Les exportations agricoles, en particulier celles de soja, contribuent davantage qu'une réindustrialisation hésitante à l'apparent miracle économique argentin. L'agro-alimentaire exporté assure à l'Argentine plus de la moitié de ses rentrées annuelles de devises. Cette prépondérance est accentuée par l'envolée du cours des céréales sur les marchés internationaux, cours soutenu par la consommation croissante de la Chine et de l'Inde et par la production de biocarburants qu'encourage la flambée du prix du pétrole.

Déjà sous Nestor Kirchner, le gouvernement argentin taxait les exportations agricoles pour, à la fois, répartir solidairement une portion des gains du secteur, ralentir la tendance à la monoculture du soja qui menace l'autosuffisance alimentaire et réduire l'inflation en retenant sur le marché intérieur une part significative de la production.

Mais alors qu'elle avait promis une vaste concertation sociale lors de son investiture, Cristina Kirchner, moins de cent jours après son intronisation, faisait annoncer sans préavis par son ministre de l'Economie, Martin Lousteau, un bond de 9 points, de 35 à 44% (soit une augmentation effective de 25,7%) des taxes sur les exportations de l'or vert qu'est devenu le soja. Celles de tournesol et d'autres produits de la terre sont aussi frappées de prélèvements additionnels. Cette ponction supplémentaire annuelle de 2,5 milliards de dollars sur la fortune présumée du monde agricole tient peu compte des coûts qu'il doit assumer en fonction d'une inflation chiffrée par les analystes indépendants à 20% en 2007. Ce taux élevé pénalise surtout les petits exploitants. L'inflation officielle n'affiche, elle, qu'un taux annuel de 8%. Vu le rythme de la valse des prix, il s'agit d'une insulte à l'intelligence.

Première mauvaise surprise pour Cristina Kirchner, qui misait sur la traditionnelle division entre nantis et nécessiteux dans les campagnes: les quatre associations promotrices de la fronde et qui regroupent 290.000 producteurs, dont les puissants de la Sociedad Rural et les modestes de la Federación Agraria, ont réagi ensemble, suspendant la commercialisation de leurs produits et dressant sur les routes des piquetes (barrages) semblables à ceux qu'érigeaient les célèbres piqueteros lors du cataclysme économique des premières années de ce millénaire. On comptait le 24 mars quelque 400 piquetes dans l'ensemble du pays, soit largement plus qu'au premier semestre 2002, pire période du drame social que vivait alors l'Argentine. Viande, lait, fruits et légumes se font rares dans les super-marchés. Toutes les marchandises transportées par route étant retardées par les barrages, diverses industries entrent en chômage technique.

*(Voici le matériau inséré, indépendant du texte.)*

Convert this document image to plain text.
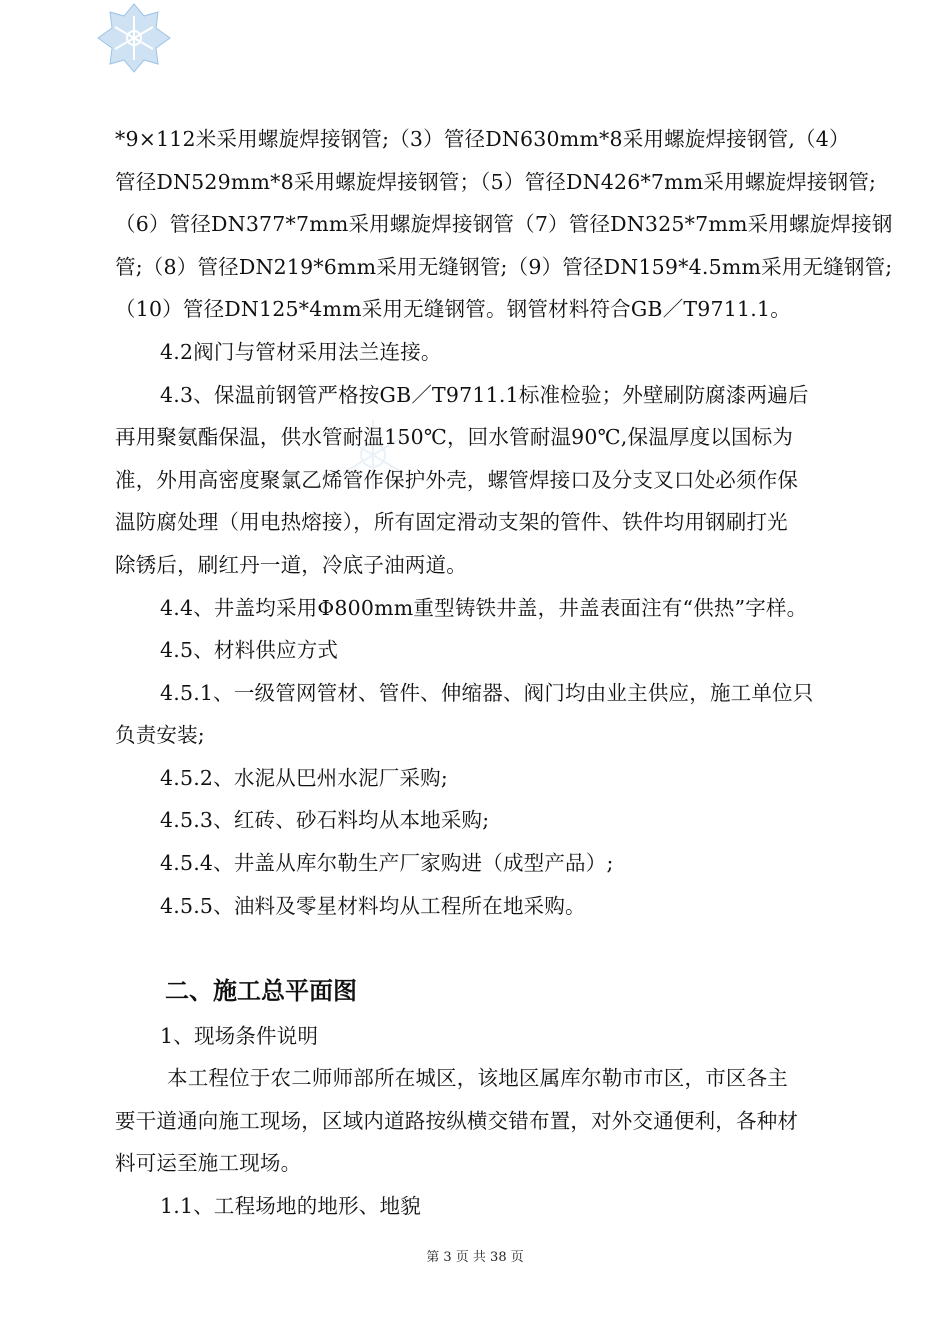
*9×112米采用螺旋焊接钢管;（3）管径DN630mm*8采用螺旋焊接钢管,（4）
管径DN529mm*8采用螺旋焊接钢管；（5）管径DN426*7mm采用螺旋焊接钢管;
（6）管径DN377*7mm采用螺旋焊接钢管（7）管径DN325*7mm采用螺旋焊接钢
管;（8）管径DN219*6mm采用无缝钢管;（9）管径DN159*4.5mm采用无缝钢管;
（10）管径DN125*4mm采用无缝钢管。钢管材料符合GB／T9711.1。
4.2阀门与管材采用法兰连接。
4.3、保温前钢管严格按GB／T9711.1标准检验；外壁刷防腐漆两遍后
再用聚氨酯保温，供水管耐温150℃，回水管耐温90℃,保温厚度以国标为
准，外用高密度聚氯乙烯管作保护外壳，螺管焊接口及分支叉口处必须作保
温防腐处理（用电热熔接），所有固定滑动支架的管件、铁件均用钢刷打光
除锈后，刷红丹一道，冷底子油两道。
4.4、井盖均采用Φ800mm重型铸铁井盖，井盖表面注有“供热”字样。
4.5、材料供应方式
4.5.1、一级管网管材、管件、伸缩器、阀门均由业主供应，施工单位只
负责安装;
4.5.2、水泥从巴州水泥厂采购;
4.5.3、红砖、砂石料均从本地采购;
4.5.4、井盖从库尔勒生产厂家购进（成型产品）;
4.5.5、油料及零星材料均从工程所在地采购。
二、施工总平面图
1、现场条件说明
本工程位于农二师师部所在城区，该地区属库尔勒市市区，市区各主
要干道通向施工现场，区域内道路按纵横交错布置，对外交通便利，各种材
料可运至施工现场。
1.1、工程场地的地形、地貌
第 3 页 共 38 页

Seconde contrariété pour Madame la Présidente: son discours jugé autoritaire et arrogant -"Je ne céderai à aucune extorsion... Les piqueteros d'aujourd'hui sont ceux de l'abondance..."- a transformé un conflit sectoriel en protestation nationale contre une façon d'exercer le pouvoir. Dans l'environnement socio-politique du monde agricole -élus, fonctionnaires et enseignants locaux ou ouvriers des industries agro-alimentaires (un emploi sur trois en Argentine est lié directement ou indirectement à ce secteur)- on s'interroge, on prie le pouvoir de négocier et parfois on se solidarise. Le mouvement gagne les grandes villes. Comme en 2001 et 2002, manifestations antigouvernementales et concerts de casseroles se succèdent à Buenos Aires et dans diverses capitales provinciales.

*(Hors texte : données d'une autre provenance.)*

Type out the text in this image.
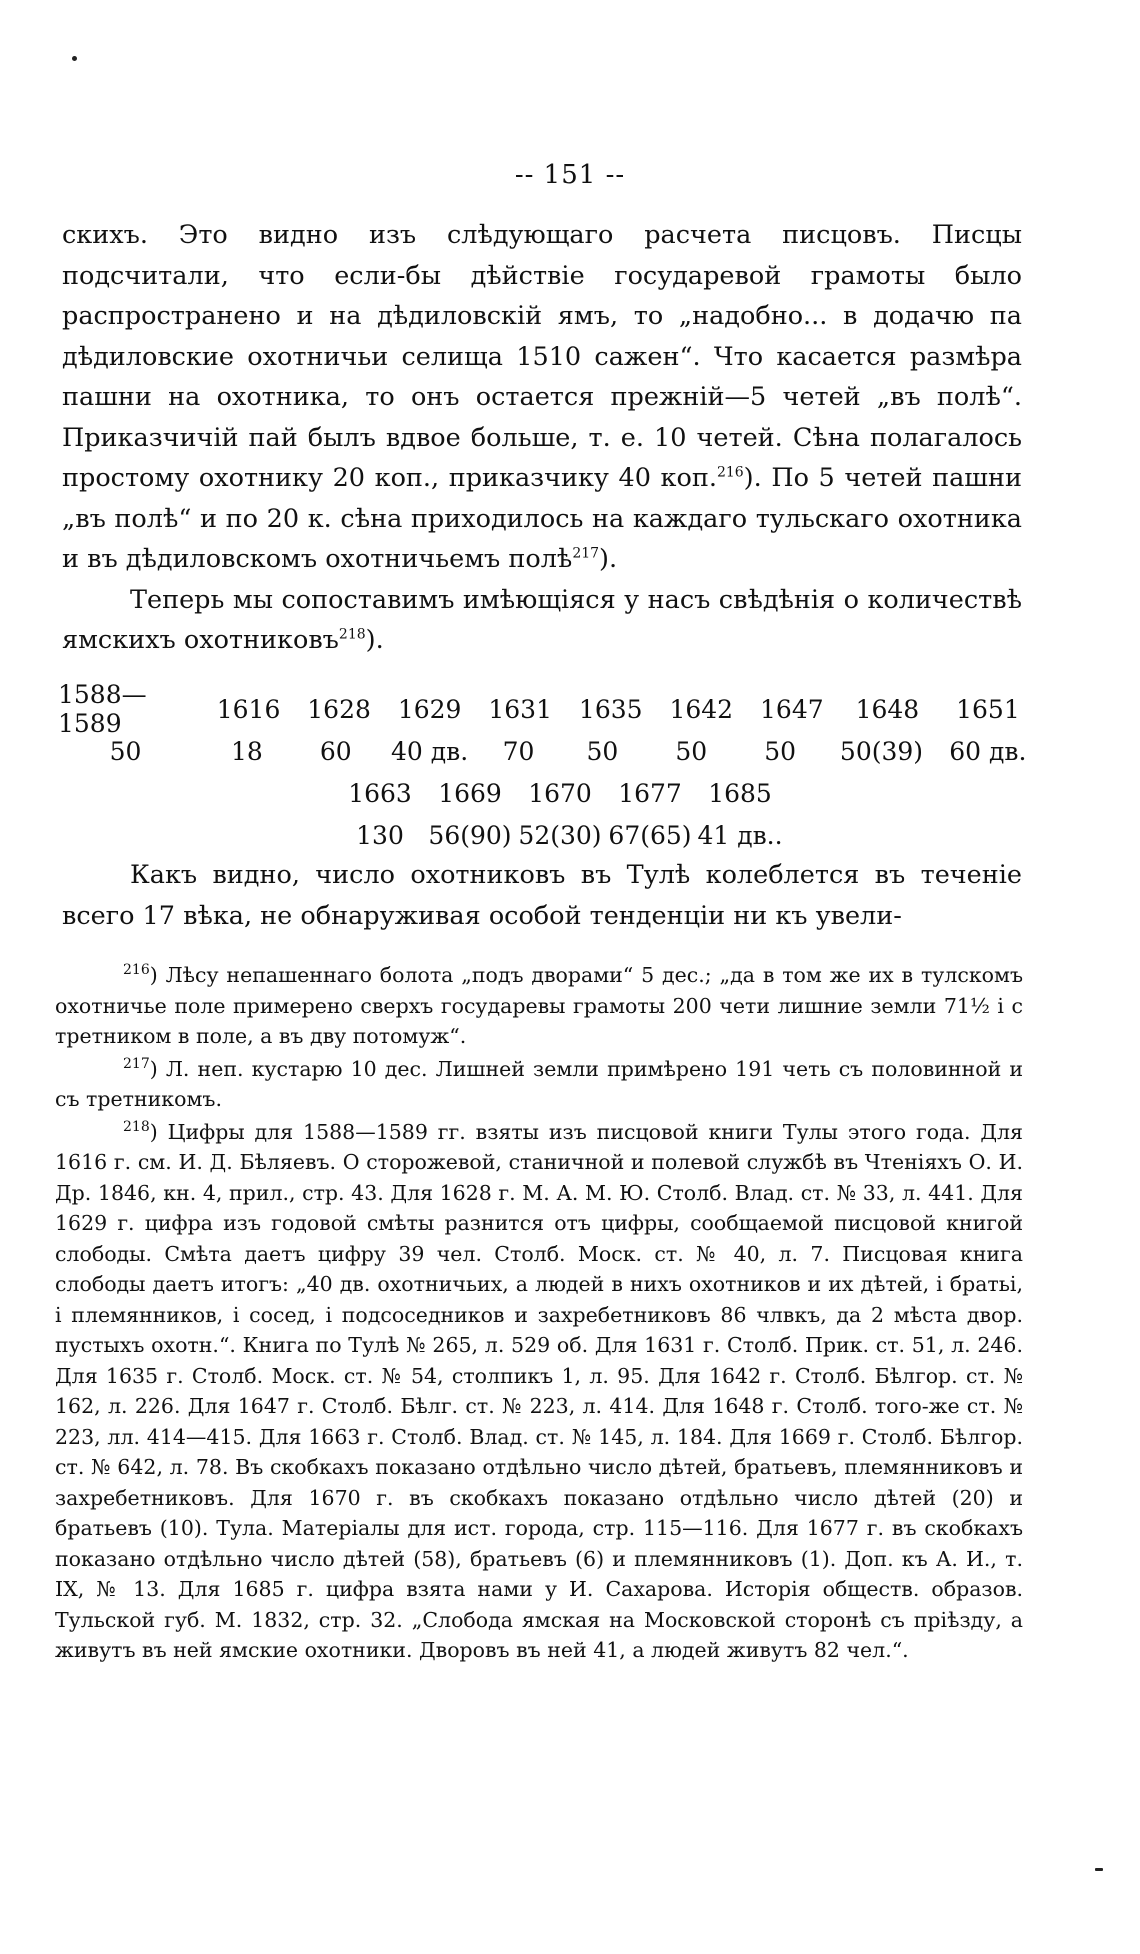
-- 151 --

скихъ. Это видно изъ слѣдующаго расчета писцовъ. Писцы подсчитали, что если-бы дѣйствіе государевой грамоты было распространено и на дѣдиловскій ямъ, то „надобно... в додачю па дѣдиловские охотничьи селища 1510 сажен“. Что касается размѣра пашни на охотника, то онъ остается прежній—5 четей „въ полѣ“. Приказчичій пай былъ вдвое больше, т. е. 10 четей. Сѣна полагалось простому охотнику 20 коп., приказчику 40 коп.$^{216}$). По 5 четей пашни „въ полѣ“ и по 20 к. сѣна приходилось на каждаго тульскаго охотника и въ дѣдиловскомъ охотничьемъ полѣ$^{217}$).

Теперь мы сопоставимъ имѣющіяся у насъ свѣдѣнія о количествѣ ямскихъ охотниковъ$^{218}$).

1588—1589	1616 1628 1629 1631 1635 1642 1647	1648	1651
50	18	60	40 дв.	70	50	50	50	50(39) 60 дв.
1663	1669	1670	1677	1685
130 56(90) 52(30) 67(65) 41 дв..

Какъ видно, число охотниковъ въ Тулѣ колеблется въ теченіе всего 17 вѣка, не обнаруживая особой тенденціи ни къ увели-

$^{216}$) Лѣсу непашеннаго болота „подъ дворами“ 5 дес.; „да в том же их в тулскомъ охотничье поле примерено сверхъ государевы грамоты 200 чети лишние земли 71½ і с третником в поле, а въ дву потомуж“.

$^{217}$) Л. неп. кустарю 10 дес. Лишней земли примѣрено 191 четь съ половинной и съ третникомъ.

$^{218}$) Цифры для 1588—1589 гг. взяты изъ писцовой книги Тулы этого года. Для 1616 г. см. И. Д. Бѣляевъ. О сторожевой, станичной и полевой службѣ въ Чтеніяхъ О. И. Др. 1846, кн. 4, прил., стр. 43. Для 1628 г. М. А. М. Ю. Столб. Влад. ст. № 33, л. 441. Для 1629 г. цифра изъ годовой смѣты разнится отъ цифры, сообщаемой писцовой книгой слободы. Смѣта даетъ цифру 39 чел. Столб. Моск. ст. № 40, л. 7. Писцовая книга слободы даетъ итогъ: „40 дв. охотничьих, а людей в нихъ охотников и их дѣтей, і братьі, і племянников, і сосед, і подсоседников и захребетниковъ 86 члвкъ, да 2 мѣста двор. пустыхъ охотн.“. Книга по Тулѣ № 265, л. 529 об. Для 1631 г. Столб. Прик. ст. 51, л. 246. Для 1635 г. Столб. Моск. ст. № 54, столпикъ 1, л. 95. Для 1642 г. Столб. Бѣлгор. ст. № 162, л. 226. Для 1647 г. Столб. Бѣлг. ст. № 223, л. 414. Для 1648 г. Столб. того-же ст. № 223, лл. 414—415. Для 1663 г. Столб. Влад. ст. № 145, л. 184. Для 1669 г. Столб. Бѣлгор. ст. № 642, л. 78. Въ скобкахъ показано отдѣльно число дѣтей, братьевъ, племянниковъ и захребетниковъ. Для 1670 г. въ скобкахъ показано отдѣльно число дѣтей (20) и братьевъ (10). Тула. Матеріалы для ист. города, стр. 115—116. Для 1677 г. въ скобкахъ показано отдѣльно число дѣтей (58), братьевъ (6) и племянниковъ (1). Доп. къ А. И., т. IX, № 13. Для 1685 г. цифра взята нами у И. Сахарова. Исторія обществ. образов. Тульской губ. М. 1832, стр. 32. „Слобода ямская на Московской сторонѣ съ пріѣзду, а живутъ въ ней ямские охотники. Дворовъ въ ней 41, а людей живутъ 82 чел.“.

Des mouvements financiers peu clairs datant de l'époque où Nestor Kirchner gouvernait la province de Santa Cruz, la richesse immobilière du couple présidentiel, qui possède notamment un hôtel de luxe, le goût manifeste de Cristina pour les habits et bijoux au label prestigieux et les révélations de la justice américaine sur le financement partiel de sa campagne électorale par le président Hugo Chavez du Venezuela sont des éléments additionnels qui, dans le climat actuel, discréditent le discours du gouvernement lorsqu'il se revendique des plus démunis pour résister à un supposé quasi coup d'Etat ourdi dans les latifundia.

Appliquant la tactique vénézuélienne des groupes bolivariens de Hugo Chavez, des ponchos rouges de son homologue bolivien Evo Morales et des comités de défense de la révolution cubaine des frères Castro, le couple Kirchner lance aujourd'hui contre ses opposants les vieux commandos de piqueteros de Luis D'Elia, financés par le pouvoir, et les sections musclées du syndicat des camionneurs de Hugo Moyano, très lié aux Kirchner.

Manifestants et commandos pro-Kirchner s'affrontent sur les places publiques et sur les routes. Sur la Plaza de Mayo, à Buenos Aires devant le palais présidentiel, la police, invisible, laisse les barbouzes officiels rosser les opposants. Et dire que Cristina Kirchner, qui se refuse à dialoguer avec ses agriculteurs, a la délicatesse de conseiller au président colombien Alvaro Uribe de négocier avec la narco-guérilla des FARC (Forces armées révolutionnaires de Colombie), considérée comme terroriste par la majorité des pays occidentaux...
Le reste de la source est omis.